Мигель нашёл меня утром с чашкой кофе на той же скамейке, мимо проходили люди, я молча наслаждался густым и ароматным напитком, а он пускал дым сигары, зажмурившись в лучах раннего солнца. «Я знал, что ты изменишься. В следующий раз съезди ко мне на родину, в Сантьяго-де-Куба, там отличный ром и замечательные люди», — сказал он. Я поблагодарил его за всё, мы попрощались. Его ждал очередной рабочий день, а меня в полдень — вылет в Москву.

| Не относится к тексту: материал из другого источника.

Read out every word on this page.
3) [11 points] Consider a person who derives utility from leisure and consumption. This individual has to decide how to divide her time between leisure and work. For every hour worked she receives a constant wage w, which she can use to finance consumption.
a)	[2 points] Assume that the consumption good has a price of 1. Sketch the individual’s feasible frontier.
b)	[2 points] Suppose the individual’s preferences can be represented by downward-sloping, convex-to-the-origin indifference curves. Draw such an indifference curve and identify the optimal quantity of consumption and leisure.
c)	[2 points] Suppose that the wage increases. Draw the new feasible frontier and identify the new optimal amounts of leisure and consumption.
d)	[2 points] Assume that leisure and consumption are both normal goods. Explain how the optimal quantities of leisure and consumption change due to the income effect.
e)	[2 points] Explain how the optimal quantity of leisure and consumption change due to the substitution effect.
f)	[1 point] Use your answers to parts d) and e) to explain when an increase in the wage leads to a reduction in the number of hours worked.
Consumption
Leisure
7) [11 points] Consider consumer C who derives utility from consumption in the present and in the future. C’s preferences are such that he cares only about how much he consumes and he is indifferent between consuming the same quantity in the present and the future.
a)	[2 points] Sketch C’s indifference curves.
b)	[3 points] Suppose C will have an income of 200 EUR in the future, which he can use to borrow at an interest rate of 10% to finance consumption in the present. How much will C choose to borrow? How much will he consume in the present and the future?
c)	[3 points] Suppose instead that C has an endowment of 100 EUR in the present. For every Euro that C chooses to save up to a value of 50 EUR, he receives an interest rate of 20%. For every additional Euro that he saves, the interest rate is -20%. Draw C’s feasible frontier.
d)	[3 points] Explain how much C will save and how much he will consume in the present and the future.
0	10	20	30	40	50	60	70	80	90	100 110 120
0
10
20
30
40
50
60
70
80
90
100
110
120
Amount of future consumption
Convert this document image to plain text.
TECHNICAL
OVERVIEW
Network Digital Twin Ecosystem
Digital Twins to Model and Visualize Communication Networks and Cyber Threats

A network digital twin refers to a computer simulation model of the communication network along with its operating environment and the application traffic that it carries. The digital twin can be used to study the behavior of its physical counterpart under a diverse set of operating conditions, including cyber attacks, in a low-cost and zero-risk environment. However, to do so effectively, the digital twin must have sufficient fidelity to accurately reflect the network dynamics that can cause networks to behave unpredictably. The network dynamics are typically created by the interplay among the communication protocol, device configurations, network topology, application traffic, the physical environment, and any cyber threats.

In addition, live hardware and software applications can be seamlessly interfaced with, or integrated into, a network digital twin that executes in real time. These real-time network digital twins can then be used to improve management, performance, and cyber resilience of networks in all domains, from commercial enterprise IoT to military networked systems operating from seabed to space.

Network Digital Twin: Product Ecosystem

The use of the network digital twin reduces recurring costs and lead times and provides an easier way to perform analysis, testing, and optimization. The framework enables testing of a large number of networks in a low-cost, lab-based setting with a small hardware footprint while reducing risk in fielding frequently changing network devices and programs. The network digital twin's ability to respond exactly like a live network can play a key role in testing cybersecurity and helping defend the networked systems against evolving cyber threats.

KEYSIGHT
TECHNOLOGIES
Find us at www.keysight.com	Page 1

В долгом полёте над Атлантикой мне не давала покоя одна мысль: где мы свернули не туда, что могло так изменить людей, откуда появилась в нас эта зависть, леность, жадность?! Шоры от чужих бед?! За какой дверью остались те мы, открытые, добрые и честные? А может, это розовые детские очки воспоминаний, и не было на Колыме таких людей, как в Гаване? А как же мой отец, и те, кто встречался мне по жизни и стали для меня примером?! Что позволило кубинцам сохранить то, чем мы, северяне, гордились и в какой-то момент потеряли? Я возвращался в заброшенный край земли, край закрытых посёлков с пустыми глазницами домов, стоящих в безмолвной, леденящей тишине. К людям, отчаянно топящим свою жизнь в стакане и винящим в своих неудачах всех подряд. В Гаване я тоже видел отчаянно пьющих людей, но, похоже, они не пропили душу… С усталостью навалилась дремота, и я опять сидел с Мигелем, привыкая к терпкому дыму его сигары, Хосе и Мария были тоже рядом, мы спорили, как поделить курицу на семь частей и громко над этим смеялись. В мгновение всё оборвалось, стюардесса с милой улыбкой настойчиво просила пристегнуть ремень, самолёт уже шёл на посадку. А я хотел вернуться туда, где, как мне казалось, осталось мое детство.
Исцеляющая магия леса
Сквозь стёкла рабочего окна мир снова предстаёт в грязно-серых тонах, и нависшие свинцовые тучи, пытаясь раздавить всё мчащееся под собой, лишь усугубляют это настроение. Сигналы машин, вечно спешащие куда-то люди, всё как в броуновском движении — стремительно и хаотично. После плотного рабочего периода внутри поселилась усталость, безразличие ко всему и раздражение почти ко всем. Ловлю себя на мысли, что от этого и душа окрашивается в различные оттенки серого. В таком состоянии долго находиться нельзя, требуется отдых и отрешение от всего. Возможно ли в суете повседневных дел, средь какофонии сиюминутных проблем остаться один на один со своими мыслями? Поговорить с собой, ответить на вопросы, давно засевшие занозой в голове? Порой таких вопросов становится слишком много, и приходит ощущение беспомощности, невозможности противостоять вызовам, уготованным нам на жизненном пути. Каждому из нас необходимо хоть изредка остановиться и понять происходящее, и каждому это удаётся по-своему. Я ухожу в место силы, которое носит короткое, но очень емкоё название — «Лес». Один, с ружьём или попросту по ягоды и грибы. И это не побег от людей в одиночество, это путь к себе, к осмыслению всего того, что на первый взгляд неправильно, несправедливо. Путь от душевной пустоты к ясности мыслей. Возможность понять поступки других, разглядеть в них себя. Сколько радости и умиротворения приносит мне время, проведённое в лесу! Под шелест листьев, треск углей у костра или дробь капель дождя по палатке так легко собраться с мыслями и обдумать свои вчерашние шаги или слова невпопад, вспомнить всё то, что так хотел навсегда забыть.